# Ingest MQTT Data into Databricks

[Databricks](https://www.databricks.com/) is a unified data analytics platform built on Apache Spark, designed for large-scale data engineering, machine learning, and collaborative analytics. EMQX integrates with Databricks by writing MQTT data into an Amazon S3 bucket managed by Databricks, which Databricks can then query directly through external locations.

This page provides a detailed introduction to the data integration between EMQX and Databricks and offers practical guidance on the connector and Sink creation.

## How It Works

Databricks data integration in EMQX is built on top of the Amazon S3 integration. EMQX writes MQTT data into an S3 bucket managed by Databricks. Databricks accesses this bucket via an external location, allowing direct SQL queries over the stored data.

![EMQX Databricks Data Integration](./assets/databricks-architecture.png)

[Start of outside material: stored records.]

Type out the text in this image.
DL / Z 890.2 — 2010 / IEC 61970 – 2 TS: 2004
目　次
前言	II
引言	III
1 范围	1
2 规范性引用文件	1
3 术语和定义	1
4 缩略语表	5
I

The specific workflow is as follows:

1. **Device Connection to EMQX**: IoT devices trigger an online event upon successfully connecting via the MQTT protocol. The event includes device ID, source IP address, and other property information.
2. **Device Message Publishing and Receiving**: Devices publish telemetry and status data through specific topics. EMQX receives the messages and compares them within the rules engine.
3. **Rules Engine Processing Messages**: The built-in rules engine processes messages and events from specific sources based on topic matching. It matches corresponding rules and processes messages and events, such as data format transformation, filtering specific information, or enriching messages with context information.
4. **Writing to Amazon S3**: The rule triggers the Amazon S3 Sink to write the processed data into the S3 bucket associated with the Databricks workspace.
5. **Databricks Reads from S3**: Databricks queries the data stored in the S3 bucket directly via an external location, enabling real-time analytics and machine learning workflows.

## Features and Benefits

Using Databricks data integration in EMQX can bring the following features and advantages to your business:

- **Message Transformation**: Messages can undergo extensive processing and transformation in EMQX rules before being written to S3, facilitating subsequent storage and analysis.
- **Flexible Data Operations**: With the Amazon S3 Sink, specific fields of data can be conveniently written into the Databricks-managed S3 bucket, supporting dynamic object key configuration for flexible data storage.
- **Unified Analytics Platform**: By integrating EMQX with Databricks, IoT data becomes immediately available for SQL analytics, machine learning, and data engineering pipelines within the Databricks workspace.
- **Low-Cost Long-Term Storage**: Leveraging S3 as the underlying storage provides a highly available, reliable, and cost-effective data store, suitable for large-scale IoT workloads.

## Before You Start

This section introduces the preparations required before creating the Amazon S3 connector and Sink for Databricks in EMQX.

### Prerequisites

Before proceeding, make sure you are familiar with the following:

#### EMQX Concepts:

- [Rule Engine](./rules.md): Understand how rules define the logic for extracting and transforming data from MQTT messages.
- [Data Integration](./data-bridges.md): Understand the concept of connectors and sinks in EMQX data integration.

#### Databricks Concepts:

- **Workspace**: A Databricks workspace is the environment where you access all Databricks assets.
- **External Location**: A Databricks feature that maps an external S3 path so that data stored there can be queried directly using SQL.
- **Storage Credential**: An access credential in Databricks that grants permission to read and write an external storage location.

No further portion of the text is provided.